There were obvious dangers in moving so many men from high ground across a broad river under the enemy’s eye. It could only be effected at night with all precautions, but as the western pressure developed and was accentuated by the fall of Antwerp, the advantage of the transfer outweighed all risk. Our cavalry moved on the 3rd October by road for Flanders, and a few days later the infantry began to entrain for St. Omer. The Second Corps was the first to leave, the Third Corps followed, and the First was the last.
Orders came to the Battalion on Sunday, October 11, to be prepared to move at short notice, and new clothes were issued to the men, but they did not hand over their trenches to the French till the 13th October, when they marched to Perles in the evening and entrained on the 14th at Fismes a little after noon, reaching Hazebrouck via (the route is worth recording) Mareuil-sur-Ourcq, Ormoy, St. Denis, outside Paris, Epluches, Creil, Amiens (10.15 P.M.), Abbeville (3.15 A.M.), Etaples, Boulogne, Calais and St. Omer, every stone of which last six was to be as familiar to them as their own hearths for years to come.
At 5 P.M. on the 15th the Battalion wen
t into billets at Hazebrouck. It was a sharp change from the soft wooded bluffs and clean chalky hills above the Aisne, to the slow ditch-like streams and crowded farming landscape of Flanders.
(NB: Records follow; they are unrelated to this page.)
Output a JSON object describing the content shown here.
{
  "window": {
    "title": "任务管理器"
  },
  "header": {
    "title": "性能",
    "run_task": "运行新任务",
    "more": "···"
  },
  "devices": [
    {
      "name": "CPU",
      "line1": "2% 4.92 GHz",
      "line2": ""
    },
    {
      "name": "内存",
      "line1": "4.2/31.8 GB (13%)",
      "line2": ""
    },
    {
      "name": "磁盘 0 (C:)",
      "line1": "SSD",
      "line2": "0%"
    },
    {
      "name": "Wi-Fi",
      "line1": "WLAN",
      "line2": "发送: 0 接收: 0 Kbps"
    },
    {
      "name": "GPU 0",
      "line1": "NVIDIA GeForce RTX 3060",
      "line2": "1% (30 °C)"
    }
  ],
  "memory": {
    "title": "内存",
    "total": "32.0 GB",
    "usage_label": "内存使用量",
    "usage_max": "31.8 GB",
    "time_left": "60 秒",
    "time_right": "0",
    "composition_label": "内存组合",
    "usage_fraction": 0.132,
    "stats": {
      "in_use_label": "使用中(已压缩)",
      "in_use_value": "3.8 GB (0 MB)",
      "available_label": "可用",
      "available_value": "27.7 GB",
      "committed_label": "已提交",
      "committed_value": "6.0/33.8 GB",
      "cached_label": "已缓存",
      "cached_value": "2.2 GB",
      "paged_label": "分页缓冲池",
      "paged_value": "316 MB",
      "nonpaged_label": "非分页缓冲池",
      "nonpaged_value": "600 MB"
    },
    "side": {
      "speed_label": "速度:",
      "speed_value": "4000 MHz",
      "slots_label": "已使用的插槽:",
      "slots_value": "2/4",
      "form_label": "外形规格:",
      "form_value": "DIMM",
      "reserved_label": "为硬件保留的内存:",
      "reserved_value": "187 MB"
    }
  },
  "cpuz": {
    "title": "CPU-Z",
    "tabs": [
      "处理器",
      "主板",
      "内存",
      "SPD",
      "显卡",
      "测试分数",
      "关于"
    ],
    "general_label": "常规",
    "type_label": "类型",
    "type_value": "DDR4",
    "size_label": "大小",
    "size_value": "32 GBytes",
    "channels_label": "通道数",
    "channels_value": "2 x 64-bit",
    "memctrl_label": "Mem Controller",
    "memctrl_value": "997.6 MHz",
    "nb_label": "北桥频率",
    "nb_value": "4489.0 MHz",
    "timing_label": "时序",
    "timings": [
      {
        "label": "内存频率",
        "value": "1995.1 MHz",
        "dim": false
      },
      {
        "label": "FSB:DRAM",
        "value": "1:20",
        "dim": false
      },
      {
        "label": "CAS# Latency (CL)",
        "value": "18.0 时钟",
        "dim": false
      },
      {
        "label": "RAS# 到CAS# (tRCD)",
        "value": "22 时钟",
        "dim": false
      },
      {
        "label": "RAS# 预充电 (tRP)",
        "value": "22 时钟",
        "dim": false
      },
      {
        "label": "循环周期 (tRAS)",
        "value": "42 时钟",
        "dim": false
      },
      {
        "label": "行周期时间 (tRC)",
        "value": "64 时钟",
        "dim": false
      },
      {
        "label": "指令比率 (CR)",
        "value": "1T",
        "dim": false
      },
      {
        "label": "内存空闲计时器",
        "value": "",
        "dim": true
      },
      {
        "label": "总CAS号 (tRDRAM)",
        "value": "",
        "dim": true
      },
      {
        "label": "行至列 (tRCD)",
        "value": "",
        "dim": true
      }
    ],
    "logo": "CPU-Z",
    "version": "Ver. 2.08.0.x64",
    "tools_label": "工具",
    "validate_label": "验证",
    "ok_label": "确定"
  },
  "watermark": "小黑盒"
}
At Hazebrouck they lay till the morning of the 17th, when they marched to Boeschepe, attended church parade on Sunday the 18th, and marched to untouched Ypres via St. Kokebeele, Reninghelst and Vlamertinghe on the 20th with the Brigade, some divisional troops and the 41st Battery, R.F.A. The Brigade halted at Ypres a few hours, seeing and being impressed by the beauty of the Cloth Hall and the crowded market-place. The 2nd Coldstream and the 2nd Battalion Grenadiers being eventually sent forward, the remainder of the Brigade billeted in St. Jean, then described impersonally as “a small village about one and a half kilometres east of Ypres.” They halted at the edge of the city for dinner, and the men got out their melodeons and danced jigs on the flawless pavé. Much firing was heard all day, and “the 2nd Coldstream came into action about 4 P.M. and remained in the trenches all night.”